Mengenal Hukum di Indonesia, Perlukah Reformasi?

Mengenal Hukum di Indonesia, Perlukah Reformasi?
Selasa, 13 Desember 2022 17:06 WIB

Oleh Alhafiz Arya Farizi*

Negara Indonesia merupakan negara hukum. Yang dimaksud dengan negara hukum adalah negara yang menjunjung tinggi segala peraturan dan perundang-undangan yang sudah tercantum dalam negara tersebut, seperti yang terdapat dalam Pasal 1 ayat (3) Undang-Undang Dasar 1945 yang mempunyai makna bahwa negara hukum yang pelaksanaan ketatanegaraannya dilaksanakan berdasarkan peraturan dan ketentuan yang berlaku.

Dalam sebuah negara hukum, kekuasaan akan dijalankan oleh pemerintah berdasar kedaulatan hukum atau yang kita sebut sebagai supremasi hukum yang bertujuan untuk menjalankan sebuah ketertiban hukum.

Hukum adalah kumpulan peraturan yang terdiri atas norma dan sanksi-sanksi. Hukum ialah sesuatu yang berkaitan erat dengan kehidupan manusia, merujuk pada sistem yang terpenting dalam pelaksanaan atas rangkaian kekuasaan penegakan hukum oleh kelembagaan penegak hukum karena segala kehidupan manusia dibatasi oleh hukum.

Kata hukum berasal dari bahasa Arab al-hukmu yang berarti putusan, ketetapan, perintah, pemerintahan, kekuasaan dan hukuman.

Hukum mengatur sanksi bagi penyalahgunaan kekuasaan dalam bidang politik, ekonomi, dan masyarakat dalam berbagai cara dan bertindak sebagai perantara utama dalam hubungan sosial antar masyarakat terhadap pelanggaran hak individu dalam hukum perdata dan hukum pidana yang mengupayakan cara negara untuk menuntut pelaku pelanggaran hukum publik.

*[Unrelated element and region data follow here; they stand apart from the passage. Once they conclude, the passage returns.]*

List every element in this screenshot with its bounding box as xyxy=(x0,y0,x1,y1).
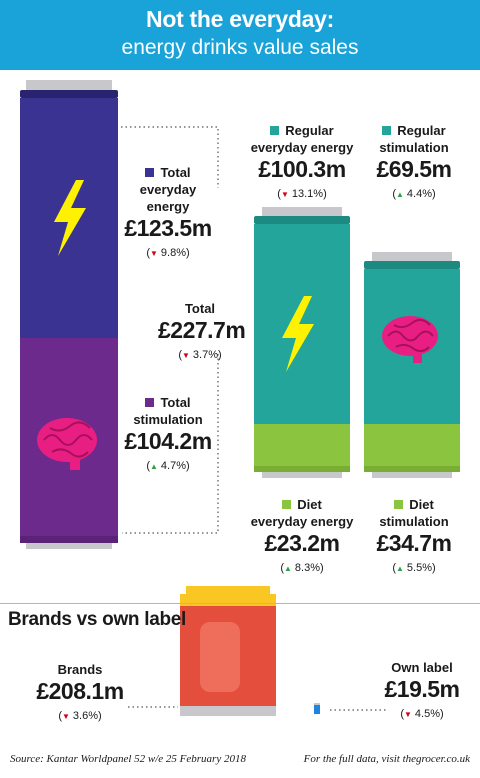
brands-can xyxy=(180,586,276,716)
change-total: 3.7% xyxy=(192,349,218,361)
source-note: Source: Kantar Worldpanel 52 w/e 25 Febr… xyxy=(10,753,246,765)
up-arrow-icon: ▲ xyxy=(284,564,292,573)
brain-icon xyxy=(382,316,438,363)
label-total-everyday: Total everyday energy £123.5m (▼ 9.8%) xyxy=(118,164,218,262)
legend-swatch xyxy=(394,500,404,509)
stimulation-can xyxy=(364,252,460,478)
label-regular-stimulation: Regular stimulation £69.5m (▲ 4.4%) xyxy=(368,122,460,203)
bar-own-label xyxy=(314,704,320,714)
change-diet-stimulation: 5.5% xyxy=(406,562,432,574)
down-arrow-icon: ▼ xyxy=(182,351,190,360)
up-arrow-icon: ▲ xyxy=(396,190,404,199)
brain-icon xyxy=(37,418,97,470)
change-regular-everyday: 13.1% xyxy=(291,188,324,200)
section-divider xyxy=(0,603,480,604)
label-diet-stimulation: Diet stimulation £34.7m (▲ 5.5%) xyxy=(368,496,460,577)
bar-diet-stimulation xyxy=(364,424,460,472)
change-diet-everyday: 8.3% xyxy=(294,562,320,574)
legend-swatch xyxy=(145,398,155,407)
value-own-label: £19.5m xyxy=(384,676,460,702)
label-diet-everyday: Diet everyday energy £23.2m (▲ 8.3%) xyxy=(246,496,358,577)
chart-subtitle: energy drinks value sales xyxy=(121,36,359,59)
value-total-stimulation: £104.2m xyxy=(124,428,212,454)
up-arrow-icon: ▲ xyxy=(150,462,158,471)
change-regular-stimulation: 4.4% xyxy=(406,188,432,200)
own-label-can xyxy=(314,703,320,714)
everyday-energy-can xyxy=(254,207,350,478)
change-total-everyday: 9.8% xyxy=(160,247,186,259)
connector-stimulation xyxy=(122,354,219,534)
up-arrow-icon: ▲ xyxy=(396,564,404,573)
legend-swatch xyxy=(382,126,392,135)
down-arrow-icon: ▼ xyxy=(280,190,289,199)
label-total-stimulation: Total stimulation £104.2m (▲ 4.7%) xyxy=(120,394,216,475)
value-total-everyday: £123.5m xyxy=(124,215,212,241)
label-total: Total £227.7m (▼ 3.7%) xyxy=(158,301,246,361)
down-arrow-icon: ▼ xyxy=(62,712,70,721)
legend-swatch xyxy=(270,126,280,135)
legend-swatch xyxy=(145,168,155,177)
down-arrow-icon: ▼ xyxy=(404,710,412,719)
header-banner: Not the everyday: energy drinks value sa… xyxy=(0,0,480,70)
value-diet-everyday: £23.2m xyxy=(264,530,340,556)
brands-section-title: Brands vs own label xyxy=(8,609,187,630)
total-can xyxy=(20,80,118,549)
value-diet-stimulation: £34.7m xyxy=(376,530,452,556)
label-regular-everyday: Regular everyday energy £100.3m (▼ 13.1%) xyxy=(246,122,358,203)
down-arrow-icon: ▼ xyxy=(150,249,158,258)
value-regular-everyday: £100.3m xyxy=(258,156,346,182)
legend-swatch xyxy=(282,500,292,509)
label-own-label: Own label £19.5m (▼ 4.5%) xyxy=(374,659,470,723)
value-total: £227.7m xyxy=(158,317,246,343)
connector-lines xyxy=(112,126,386,711)
lightning-icon xyxy=(282,296,314,372)
lightning-icon xyxy=(54,180,86,256)
change-brands: 3.6% xyxy=(72,710,98,722)
footer-link[interactable]: For the full data, visit thegrocer.co.uk xyxy=(303,753,470,765)
value-brands: £208.1m xyxy=(36,678,124,704)
value-regular-stimulation: £69.5m xyxy=(376,156,452,182)
chart-title: Not the everyday: xyxy=(146,6,334,32)
change-total-stimulation: 4.7% xyxy=(160,460,186,472)
change-own-label: 4.5% xyxy=(414,708,440,720)
label-brands: Brands £208.1m (▼ 3.6%) xyxy=(30,661,130,725)
bar-diet-everyday xyxy=(254,424,350,472)
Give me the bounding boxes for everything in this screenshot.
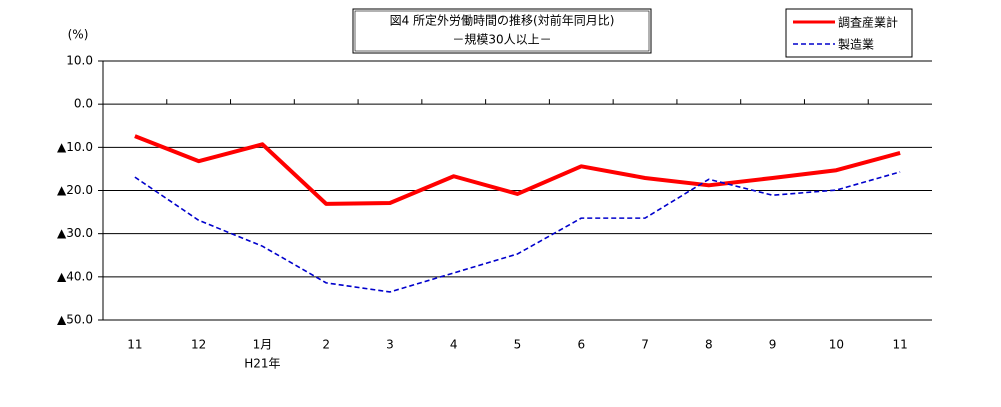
x-tick-label: 10 <box>829 338 844 352</box>
x-tick-label: 12 <box>191 338 206 352</box>
x-tick-label: 11 <box>892 338 907 352</box>
x-tick-label: 2 <box>322 338 330 352</box>
x-tick-label: 7 <box>641 338 649 352</box>
x-tick-label: 11 <box>127 338 142 352</box>
x-tick-label: 1月 <box>253 338 273 352</box>
y-tick-label: 10.0 <box>66 54 93 68</box>
title-box-inner <box>354 10 650 52</box>
series-line <box>134 171 901 293</box>
series-line <box>134 134 901 206</box>
legend-label: 調査産業計 <box>838 15 898 30</box>
x-tick-label: 9 <box>769 338 777 352</box>
x-tick-label: 8 <box>705 338 713 352</box>
y-tick-label: ▲40.0 <box>57 269 93 283</box>
legend-label: 製造業 <box>838 38 874 52</box>
title-box <box>352 8 652 54</box>
y-axis-label: (%) <box>68 28 89 42</box>
chart-subtitle: －規模30人以上－ <box>452 32 551 47</box>
y-tick-label: ▲10.0 <box>57 140 93 154</box>
legend-box <box>785 8 913 58</box>
y-tick-label: ▲20.0 <box>57 183 93 197</box>
y-tick-label: ▲50.0 <box>57 313 93 327</box>
x-tick-label: 3 <box>386 338 394 352</box>
y-tick-label: 0.0 <box>74 97 93 111</box>
x-tick-label: 5 <box>514 338 522 352</box>
x-year-label: H21年 <box>244 357 280 371</box>
x-tick-label: 6 <box>577 338 585 352</box>
y-tick-label: ▲30.0 <box>57 226 93 240</box>
chart-title: 図4 所定外労働時間の推移(対前年同月比) <box>390 13 615 28</box>
x-tick-label: 4 <box>450 338 458 352</box>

Secara umum, rumusan pengertian hukum setidaknya mengandung beberapa unsur sebagai berikut:

• Hukum mengatur tingkah laku atau tindakan manusia dalam masyarakat. Peraturan berisikan perintah dan larangan untuk melakukan sesuatu atau tidak melakukan sesuatu. Hal ini dimaksudkan untuk mengatur perilaku manusia agar tidak bersinggungan dan merugikan kepentingan umum.

• Peraturan hukum ditetapkan oleh lembaga atau badan yang berwenang untuk itu. Peraturan hukum tidak dibuat oleh setiap orang melainkan oleh lembaga atau badan yang memang memiliki kewenangan untuk menetapkan suatu aturan yang bersifat mengikat bagi masyarakat luas.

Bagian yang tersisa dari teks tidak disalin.